Doc Searls has a great two-part essay in Linux Journal. The first part criticizes Tom Friedman’s new best-seller The world is flat (seemingly a “more of the same” book from The Lexus and the olive tree, my favorite book on globalization.) The second part criticizes the education system (what Doc refers to as “the bell curve”) and how the focus on measurement and conformity is ruining many children’s use of their own capabilities.
I don’t agree with Doc that an education system focused on measurement ruins childrens futures, at least not the way he describes. For one thing, I think lack of measurement – multi-dimensional at that – of students and lack of measurement – in general – of teachers is as much to blame for the many students not making use of the potential that is in them. Nevertheless, it is easy to agree with Doc and John Taylor Gatto, the excellent teacher he quotes a lot in the second part of the essay, that the chief problem of education is that it fails to unlock the wonderful potential inherent in every kid.
There is a small problem with implementation, though.
Starting with open source, which Doc says is an example of unlocked learning outside any classroom. That may be the case with Doc and Jon Lech Johansen and some others, but at a recent Linux conference, I was told that most open source software is written by those conformist, boring corporate programmers, not 16 year old whiz kids with home-built Linux workstations. If you check out the Gathering (not that I have), the biggest data meet in the world, you will find game playing and demoing, but not a lot of open source. So ideas can come from anywhere, but implementation, I suspect, is more of a sustaining technology kind of thing, patiently making it a little bit better every year.
As for the supposed genius inside every child – it may be there, but unlocking the potential takes enormous energy and resources. I teach myself, I like to teach, and I try to make my courses as good a learning experience as I can. But it wears me out – and I teach Master’s classes in a business school, meaning the students are preselected and fairly motivated. Focusing on teaching in an academic environment does not give me much to show for my efforts, except excellent course ratings and the occasional pat on the shoulder.

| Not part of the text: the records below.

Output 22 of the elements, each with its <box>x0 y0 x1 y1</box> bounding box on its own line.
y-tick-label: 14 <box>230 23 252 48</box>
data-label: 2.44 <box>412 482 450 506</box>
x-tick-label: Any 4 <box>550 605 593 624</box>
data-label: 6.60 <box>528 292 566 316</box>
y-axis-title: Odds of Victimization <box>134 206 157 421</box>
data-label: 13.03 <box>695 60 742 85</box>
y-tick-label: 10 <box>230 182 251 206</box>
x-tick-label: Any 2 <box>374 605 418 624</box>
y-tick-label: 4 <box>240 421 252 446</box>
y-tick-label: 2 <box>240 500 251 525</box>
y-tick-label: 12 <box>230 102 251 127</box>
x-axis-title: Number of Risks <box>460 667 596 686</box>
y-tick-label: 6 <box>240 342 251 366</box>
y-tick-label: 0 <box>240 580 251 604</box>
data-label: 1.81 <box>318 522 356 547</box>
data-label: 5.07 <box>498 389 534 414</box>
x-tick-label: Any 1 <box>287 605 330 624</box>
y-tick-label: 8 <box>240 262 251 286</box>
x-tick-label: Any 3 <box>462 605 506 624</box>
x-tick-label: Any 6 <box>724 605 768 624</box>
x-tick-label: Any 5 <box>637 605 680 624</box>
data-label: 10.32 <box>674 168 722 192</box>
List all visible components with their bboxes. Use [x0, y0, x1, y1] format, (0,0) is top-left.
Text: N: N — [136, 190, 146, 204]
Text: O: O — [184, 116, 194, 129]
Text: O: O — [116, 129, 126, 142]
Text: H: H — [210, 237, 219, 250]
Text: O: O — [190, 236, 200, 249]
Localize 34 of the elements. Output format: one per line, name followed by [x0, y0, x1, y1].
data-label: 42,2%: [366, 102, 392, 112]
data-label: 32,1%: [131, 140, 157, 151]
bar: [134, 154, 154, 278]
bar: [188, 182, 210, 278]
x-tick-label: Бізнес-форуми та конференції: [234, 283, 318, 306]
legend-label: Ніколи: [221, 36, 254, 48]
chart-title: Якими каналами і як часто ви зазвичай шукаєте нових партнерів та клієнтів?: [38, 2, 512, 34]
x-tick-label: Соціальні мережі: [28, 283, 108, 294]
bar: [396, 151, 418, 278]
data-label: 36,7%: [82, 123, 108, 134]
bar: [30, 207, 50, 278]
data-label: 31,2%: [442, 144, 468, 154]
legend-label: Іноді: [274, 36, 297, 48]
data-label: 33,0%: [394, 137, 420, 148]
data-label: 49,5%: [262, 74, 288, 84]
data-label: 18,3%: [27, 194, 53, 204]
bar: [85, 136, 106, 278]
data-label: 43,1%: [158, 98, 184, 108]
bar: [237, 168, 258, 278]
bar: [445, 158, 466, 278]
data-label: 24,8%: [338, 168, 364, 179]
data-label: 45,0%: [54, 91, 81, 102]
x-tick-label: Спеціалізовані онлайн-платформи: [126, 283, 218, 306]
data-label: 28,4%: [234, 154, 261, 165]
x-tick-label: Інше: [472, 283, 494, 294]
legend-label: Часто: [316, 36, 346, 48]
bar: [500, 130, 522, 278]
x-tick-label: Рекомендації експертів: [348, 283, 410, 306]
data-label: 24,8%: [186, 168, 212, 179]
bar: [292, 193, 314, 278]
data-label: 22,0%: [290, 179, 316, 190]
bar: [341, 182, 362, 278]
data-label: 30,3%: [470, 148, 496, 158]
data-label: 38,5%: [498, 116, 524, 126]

Good teaching is hard, not just because you have to make things clear and compelling, but because you have to spend such an inordinate amount of time motivating the students to prepare and think beyond what is in the book. That means discussion classes, preparing every class anew rather than run the old slides, and careful evaluation of every student’s participation after class. So much simpler to just run through the publisher-prepared text-book slides, give a simple exam that test whether the students can repeat the book, and spend my time consulting or writing.
Things would be much simpler if the students came pre-motivated. I did like the approach of Gatto’s grandfather. Gatto asks: Who is to blame for the state of boredom in the classroom? And answers:
We all are. My grandfather taught me that. One afternoon when I was seven I complained to him of boredom, and he batted me hard on the head. He told me that I was never to use that term in his presence again, that if I was bored it was my fault and no one else’s. The obligation to amuse and instruct myself was entirely my own, and people who didn’t know that were childish people, to be avoided if possible. Certainty not to be trusted. That episode cured me of boredom forever, and here and there over the years I was able to pass on the lesson to some remarkable student.He goes on to describe how his unorthodox teaching methods landed him in trouble.
That approach requires teachers who are able to nurture the seed of self-learning and push students to think for themselves. And we probably can find them – most teachers want to do just that, but they don’t have the means, personal or resource-wise.
The real problem, I suspect, is a lack of grandfathers.